Tickle’s presentation raises serious questions about the position of the courts when social media posts from parents and others strongly indicate that they do not feel listened to and they feel overwhelmed by a powerful inevitability in the outcome.

On one level, there is nothing new in this. On another there is a serious question for professionals in making sense of and giving credence to what parents and others have to say when they express their views on social media.

Continuous and public challenge

For every professional, maintaining integrity, respect for and engagement with parents in great difficulty is fundamental to the role. But doing so when there is a continuous and public challenge on social media to the accuracy, relevance and fairness of a social worker’s evidence can be overwhelming. And Tickle raises a troubling question about whether this could be resolved by social work interviews being recorded as they are in criminal investigations. There is also another vexed question about the use of social media posts as evidence against the parents.

Every one of these issues is troubling. But the one issue that is given little attention is the position of the child in all of this. We know that children can be seriously at risk when the adults in their lives continuously argue and are in serious conflict with each other with both immediate and long-term consequences.

From their point of view, they need their parents and any professionals involved ‘to get their act together’ and pay attention to them and their need for a safe, secure and loving home.

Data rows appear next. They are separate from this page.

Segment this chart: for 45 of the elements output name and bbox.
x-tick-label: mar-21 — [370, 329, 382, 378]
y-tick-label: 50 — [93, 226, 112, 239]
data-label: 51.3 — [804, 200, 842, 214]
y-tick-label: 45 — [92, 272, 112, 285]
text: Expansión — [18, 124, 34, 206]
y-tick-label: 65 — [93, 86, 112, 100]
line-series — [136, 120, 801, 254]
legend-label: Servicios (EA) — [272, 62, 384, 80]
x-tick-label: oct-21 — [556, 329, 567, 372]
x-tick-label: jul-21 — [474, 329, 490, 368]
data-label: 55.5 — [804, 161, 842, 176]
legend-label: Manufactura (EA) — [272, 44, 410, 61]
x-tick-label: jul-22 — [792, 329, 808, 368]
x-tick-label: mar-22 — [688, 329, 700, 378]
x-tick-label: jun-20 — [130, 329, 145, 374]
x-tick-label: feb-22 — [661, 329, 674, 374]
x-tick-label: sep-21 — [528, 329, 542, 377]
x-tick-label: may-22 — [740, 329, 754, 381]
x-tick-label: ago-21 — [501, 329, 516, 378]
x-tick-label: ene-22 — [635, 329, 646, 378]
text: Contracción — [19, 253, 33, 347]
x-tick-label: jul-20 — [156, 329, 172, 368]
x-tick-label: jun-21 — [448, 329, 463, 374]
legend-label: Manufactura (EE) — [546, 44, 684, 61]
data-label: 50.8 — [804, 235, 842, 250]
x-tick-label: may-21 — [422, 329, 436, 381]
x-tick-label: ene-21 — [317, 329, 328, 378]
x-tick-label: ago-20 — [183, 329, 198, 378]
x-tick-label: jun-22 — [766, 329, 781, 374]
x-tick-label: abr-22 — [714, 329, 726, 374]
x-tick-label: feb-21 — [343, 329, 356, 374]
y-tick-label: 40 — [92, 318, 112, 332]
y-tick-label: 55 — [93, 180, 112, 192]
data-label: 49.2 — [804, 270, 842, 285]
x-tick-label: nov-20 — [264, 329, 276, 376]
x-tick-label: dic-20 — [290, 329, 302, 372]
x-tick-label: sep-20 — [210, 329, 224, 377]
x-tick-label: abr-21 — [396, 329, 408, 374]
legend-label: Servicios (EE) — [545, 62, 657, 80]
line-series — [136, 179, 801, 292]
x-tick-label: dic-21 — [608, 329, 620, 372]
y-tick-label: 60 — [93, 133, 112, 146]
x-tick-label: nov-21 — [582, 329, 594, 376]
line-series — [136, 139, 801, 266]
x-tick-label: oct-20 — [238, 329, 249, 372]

This indicates a powerful cooperative venture by adults and services that are on the side of the child. But unfortunately, the challenge posed by the tide of social media postings results in the child rarely being mentioned.

By Dr John Simmonds, Director of Policy, Research and Development at CoramBAAF.

One Response to ‘Dishonesty, coercion and power’: how do social workers respond to social media criticism of care proceedings?

  1. Louise Marshall May 31, 2018 at 11:56 am #

    If social workers use the neglect toolkit as an educational tool for families to empower them to make changes.This can help families who want to make changes have better relationships as they will feel they are supported rather than ‘done to’. A different approach is needed for compromised parenting or repeat offenders.